Another monocot (the broad class that seagrasses and S. yakushimensi belong to) on my mind that is also under threat from climate change is the iconic Joshua Tree (Yucca brevifolia). Due to rising temperatures, the low desert may not be suitable habitat for Joshua trees anymore. In fact, there are few, if any young plants in some parts of the desert.
Joshua Trees live in the Mojave desert in the Western United States. They are alien looking plants that are a keystone species of the desert. They provide habitat to many animals, including their exclusive pollinator, a species of yucca moth. It is interesting to note that another species of Yucca has acquired a second pollinator, not just a yucca moth, but that is not the case for The Joshua Tree, though the moth and plant drive one another’s evolution.
There is a group of scientists crowd funding right now to sequence the Joshua Tree Genome (Full disclosure- this is a project centered at my undergrad institution, Willamette University– I am a backer of this project). Willamette is a small liberal arts college in Salem, OR with a heavy focus on teaching. And this project will involve several Willamette students.
They also have a number of partners supporting the project including collaborators at The University of British Columbia, The Univeristy of Georgia, and The Donald Danforth Plant Science Center. Similar to the Zostera genome, The Joshua Tree genome will open up new avenues of research and ideally provide strategies to conserve these amazing plants. I encourage you to go check out the Joshua Tree Genome Project Blog and learn even more about Joshua Trees and what the scientists have planned. And consider become a backer (there is a competition for highest number of backers by March 16 amongst several schools, the prize being a $2000 bonus to the crowdfunding project with the most backers- even $1 makes you a backer). The overall campaign has 11 days left.

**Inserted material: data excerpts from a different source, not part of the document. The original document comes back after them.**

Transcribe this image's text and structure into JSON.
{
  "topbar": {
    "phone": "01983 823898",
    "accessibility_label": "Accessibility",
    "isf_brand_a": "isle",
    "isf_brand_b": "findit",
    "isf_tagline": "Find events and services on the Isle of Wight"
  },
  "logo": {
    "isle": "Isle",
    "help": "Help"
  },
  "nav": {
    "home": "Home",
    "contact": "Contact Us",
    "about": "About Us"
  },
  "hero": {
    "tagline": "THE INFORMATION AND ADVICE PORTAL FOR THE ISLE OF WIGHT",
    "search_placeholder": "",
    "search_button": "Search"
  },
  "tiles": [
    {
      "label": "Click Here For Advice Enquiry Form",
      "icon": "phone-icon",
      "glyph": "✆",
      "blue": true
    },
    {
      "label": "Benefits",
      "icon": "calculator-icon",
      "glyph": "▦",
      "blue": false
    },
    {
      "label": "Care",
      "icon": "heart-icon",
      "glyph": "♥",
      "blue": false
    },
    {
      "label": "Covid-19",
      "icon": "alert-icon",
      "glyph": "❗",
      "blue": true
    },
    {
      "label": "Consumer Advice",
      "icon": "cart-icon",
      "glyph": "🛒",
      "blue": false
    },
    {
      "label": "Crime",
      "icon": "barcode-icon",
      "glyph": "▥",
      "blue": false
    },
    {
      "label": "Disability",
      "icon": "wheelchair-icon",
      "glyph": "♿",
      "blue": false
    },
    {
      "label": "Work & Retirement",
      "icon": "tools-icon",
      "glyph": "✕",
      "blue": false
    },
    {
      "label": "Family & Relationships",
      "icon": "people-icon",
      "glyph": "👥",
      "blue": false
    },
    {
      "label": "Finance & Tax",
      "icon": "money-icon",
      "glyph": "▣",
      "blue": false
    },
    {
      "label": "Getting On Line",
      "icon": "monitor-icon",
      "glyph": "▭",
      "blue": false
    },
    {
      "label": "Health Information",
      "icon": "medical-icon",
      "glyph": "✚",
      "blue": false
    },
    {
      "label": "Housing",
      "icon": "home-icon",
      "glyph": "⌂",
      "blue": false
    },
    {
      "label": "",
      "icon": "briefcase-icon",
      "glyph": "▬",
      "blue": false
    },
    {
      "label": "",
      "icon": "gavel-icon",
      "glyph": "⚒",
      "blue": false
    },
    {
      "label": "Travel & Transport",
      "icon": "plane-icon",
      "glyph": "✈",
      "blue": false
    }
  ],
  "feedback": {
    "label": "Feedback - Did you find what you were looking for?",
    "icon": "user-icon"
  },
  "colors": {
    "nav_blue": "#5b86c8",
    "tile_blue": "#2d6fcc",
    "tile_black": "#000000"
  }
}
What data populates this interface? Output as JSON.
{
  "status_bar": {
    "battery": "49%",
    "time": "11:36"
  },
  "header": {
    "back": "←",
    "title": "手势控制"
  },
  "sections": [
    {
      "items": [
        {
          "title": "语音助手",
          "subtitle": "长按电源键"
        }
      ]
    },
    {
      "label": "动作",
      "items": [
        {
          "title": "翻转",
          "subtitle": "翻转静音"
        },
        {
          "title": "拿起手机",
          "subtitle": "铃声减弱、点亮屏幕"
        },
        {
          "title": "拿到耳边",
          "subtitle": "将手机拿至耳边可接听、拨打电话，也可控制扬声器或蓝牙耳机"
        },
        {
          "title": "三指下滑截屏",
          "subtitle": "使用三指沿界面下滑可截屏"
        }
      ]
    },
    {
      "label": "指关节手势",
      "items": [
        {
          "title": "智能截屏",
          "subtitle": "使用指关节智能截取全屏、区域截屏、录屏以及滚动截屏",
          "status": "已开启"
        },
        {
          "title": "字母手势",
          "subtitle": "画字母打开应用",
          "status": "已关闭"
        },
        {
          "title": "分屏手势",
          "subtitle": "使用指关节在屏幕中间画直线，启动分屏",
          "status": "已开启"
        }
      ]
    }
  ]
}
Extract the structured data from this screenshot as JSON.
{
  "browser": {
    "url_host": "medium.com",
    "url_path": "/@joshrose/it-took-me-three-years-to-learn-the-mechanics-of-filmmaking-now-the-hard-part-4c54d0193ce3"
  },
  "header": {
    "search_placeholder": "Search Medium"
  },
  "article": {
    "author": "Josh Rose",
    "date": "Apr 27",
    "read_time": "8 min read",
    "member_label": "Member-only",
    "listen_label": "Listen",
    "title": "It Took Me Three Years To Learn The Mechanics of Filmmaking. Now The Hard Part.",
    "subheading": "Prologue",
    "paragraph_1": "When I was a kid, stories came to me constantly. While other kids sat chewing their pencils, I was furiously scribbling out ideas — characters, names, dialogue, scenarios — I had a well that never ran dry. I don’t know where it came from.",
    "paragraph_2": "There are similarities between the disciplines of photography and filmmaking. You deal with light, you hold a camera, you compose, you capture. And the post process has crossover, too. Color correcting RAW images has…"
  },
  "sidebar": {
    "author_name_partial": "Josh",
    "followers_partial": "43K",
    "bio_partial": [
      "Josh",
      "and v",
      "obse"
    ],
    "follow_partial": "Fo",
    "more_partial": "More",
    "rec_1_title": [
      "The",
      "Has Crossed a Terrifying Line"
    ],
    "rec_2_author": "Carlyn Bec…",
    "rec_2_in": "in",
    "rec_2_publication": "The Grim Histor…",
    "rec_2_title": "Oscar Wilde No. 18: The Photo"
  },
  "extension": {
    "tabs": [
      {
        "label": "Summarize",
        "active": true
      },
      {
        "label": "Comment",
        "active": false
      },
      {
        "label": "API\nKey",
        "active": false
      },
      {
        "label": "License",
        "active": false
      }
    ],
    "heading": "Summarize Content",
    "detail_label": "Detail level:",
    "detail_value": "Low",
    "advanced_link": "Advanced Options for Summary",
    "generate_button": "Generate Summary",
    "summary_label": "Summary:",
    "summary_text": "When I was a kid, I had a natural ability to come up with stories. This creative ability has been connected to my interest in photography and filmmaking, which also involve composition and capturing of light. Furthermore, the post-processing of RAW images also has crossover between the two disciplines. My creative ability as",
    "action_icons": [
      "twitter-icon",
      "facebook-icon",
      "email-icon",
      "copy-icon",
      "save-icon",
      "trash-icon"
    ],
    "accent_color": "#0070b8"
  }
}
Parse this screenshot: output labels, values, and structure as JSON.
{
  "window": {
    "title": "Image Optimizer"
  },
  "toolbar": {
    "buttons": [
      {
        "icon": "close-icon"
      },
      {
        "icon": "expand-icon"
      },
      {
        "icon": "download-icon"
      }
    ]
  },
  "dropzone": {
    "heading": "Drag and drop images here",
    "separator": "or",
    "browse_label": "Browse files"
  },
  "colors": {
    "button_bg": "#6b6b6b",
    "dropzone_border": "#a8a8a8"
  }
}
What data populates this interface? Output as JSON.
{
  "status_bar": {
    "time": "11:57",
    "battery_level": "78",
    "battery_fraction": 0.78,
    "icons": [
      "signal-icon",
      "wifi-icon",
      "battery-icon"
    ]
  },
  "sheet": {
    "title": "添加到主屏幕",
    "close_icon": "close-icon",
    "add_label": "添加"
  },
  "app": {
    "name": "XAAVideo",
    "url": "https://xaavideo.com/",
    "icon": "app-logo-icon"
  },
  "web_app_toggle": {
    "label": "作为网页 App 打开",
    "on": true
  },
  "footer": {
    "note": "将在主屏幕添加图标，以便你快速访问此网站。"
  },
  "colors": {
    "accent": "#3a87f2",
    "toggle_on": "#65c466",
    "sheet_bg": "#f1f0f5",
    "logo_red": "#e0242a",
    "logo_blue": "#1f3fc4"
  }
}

There are no guarantees that the Joshua Tree genome will save the trees, but it will land us new knowledge and have yet another plant’s genetic legacy stored in a place other than the organism itself, which can be useful in its own right.
I hope by highlighting these 3 plants, I’ve brought climate change and other environmental impacts of humans on plants to your front door. Taking action to address environmental issues (think of it as keeping Earth suitable for human life) will not only help us, but also keep thriving ecosystems alive and well. It’s an investment in Earth, the only home we have ever known and where we are presently stuck. We may as well help plants put down good roots.